En 2015, Ted Quewezance prenait la parole à l’occasion de l’assemblée annuelle de l’Association médicale canadienne (AMC). Il s’agissait du premier survivant des pensionnats autochtones à se prononcer lors de ce rassemblement qui se tenait déjà depuis plus de 150 ans. Dans un discours qui en a ému beaucoup aux larmes (moi compris), Ted a parlé de la volonté des Autochtones de tendre la main aux médecins du Canada, espérant qu’ils accepteraient de collaborer avec eux. Il mentionnait aussi que le statu quo n’était pas une option pour les personnes qui souffraient des disparités inconcevables du système de santé. De nombreuses années plus tard, ces paroles ont toujours la même résonance.
En s’inspirant de travaux antérieurs sur la santé des Autochtones, l’AMC a annoncé cette année l’établissement d’un objectif axé sur la santé des Autochtones à intégrer à sa stratégie à long terme et à son travail de promotion des soins de santé. Cet objectif a été élaboré par un cercle d’orientation stratégique composé de leaders, de spécialistes et de gardiens et gardiennes du savoir des communautés des Premières Nations, inuites et métisses.
Comme dans tous les autres domaines des soins de santé, les objectifs ne peuvent être atteints que si la relation entre les partenaires repose sur la confiance et la bonne volonté. Aujourd’hui, nous reconnaissons officiellement que la confiance qui devrait régner entre les prestataires de soins de santé et la patientèle, les familles et les communautés autochtones continue d’être minée par le racisme, l’accès inéquitable aux soins et les préjudices causés par certaines personnes et certains établissements de nos systèmes de santé.
Pour qu’une réconciliation soit possible, il faut de la confiance. Dans cette optique, l’AMC reconnaît qu’une étape essentielle reste à franchir sur la voie de la réconciliation : des excuses officielles aux peuples autochtones, élaborées en fonction de notre passé commun et véridique, et axées sur les enjeux d’importance aux yeux des Autochtones.
Aujourd’hui, en tant que porte-parole nationale des médecins, l’AMC annonce le début de ce parcours et sa détermination à présenter des excuses pour les torts causés aux peuples autochtones.
La marche à suivre pour présenter ces excuses doit être étayée par un examen honnête de l’histoire de l’AMC et exigera de nombreuses conversations douloureuses et pénibles. Nous espérons que grâce à ce processus, l’AMC et la profession médicale pourront opérer la transformation nécessaire et se rapprocher d’une réconciliation.

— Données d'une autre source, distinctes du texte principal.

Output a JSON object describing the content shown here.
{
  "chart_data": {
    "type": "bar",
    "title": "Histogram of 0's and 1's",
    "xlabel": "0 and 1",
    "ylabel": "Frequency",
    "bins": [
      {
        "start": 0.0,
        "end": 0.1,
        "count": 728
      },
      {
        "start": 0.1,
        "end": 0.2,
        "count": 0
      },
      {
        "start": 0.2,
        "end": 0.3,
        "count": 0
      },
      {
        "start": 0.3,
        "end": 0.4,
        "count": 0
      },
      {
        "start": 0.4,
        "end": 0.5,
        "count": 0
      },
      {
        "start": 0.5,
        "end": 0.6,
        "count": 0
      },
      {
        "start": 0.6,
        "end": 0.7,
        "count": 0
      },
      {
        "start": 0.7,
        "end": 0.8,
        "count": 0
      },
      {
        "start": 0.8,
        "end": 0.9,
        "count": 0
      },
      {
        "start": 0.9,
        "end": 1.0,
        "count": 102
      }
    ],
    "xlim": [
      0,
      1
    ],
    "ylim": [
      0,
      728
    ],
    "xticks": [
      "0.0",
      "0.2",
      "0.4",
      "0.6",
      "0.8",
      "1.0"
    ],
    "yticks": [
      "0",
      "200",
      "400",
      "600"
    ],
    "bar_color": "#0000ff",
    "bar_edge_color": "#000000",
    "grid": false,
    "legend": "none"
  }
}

L’histoire de la profession est aussi l’histoire du Canada. Cette histoire est notamment marquée par les effets dévastateurs des hôpitaux pour « Indiens », des expérimentations médicales forcées sur des Autochtones et des disparités liées aux investissements dans les infrastructures, mais aussi par le racisme systémique, la négligence et les mauvais traitements. C’est un « passé » qui demeure bien présent dans les expériences quotidiennes des peuples autochtones partout sur notre territoire commun.
Pour qu’elles soient significatives, ces excuses doivent se déployer au fil du temps et s’appuyer sur des moments cumulés vers l’atteinte de l’objectif final, soit de se redécouvrir mutuellement et de rétablir la confiance entre les prestataires de soins de santé et la patientèle, les familles et les communautés autochtones.
En tant que premier président autochtone de l’AMC, je demeure résolu à franchir ces prochaines étapes aux côtés de mon organisation afin d’en arriver à une issue positive. Nous nous engageons à présenter ces excuses officielles pour marquer une étape importante vers la réconciliation et pour créer, en collaboration avec les peuples autochtones, « un système de santé transformé qui est exempt de racisme et de discrimination, qui défend le droit des Autochtones à l’autodétermination, qui valorise, respecte et intègre les visions du monde, la médecine et les pratiques de guérison des Autochtones et qui offre aux membres des Premières Nations, aux Inuits et aux Métis un accès équitable à des services de santé qui tiennent compte de leurs réalités culturelles et de leurs traumatismes ».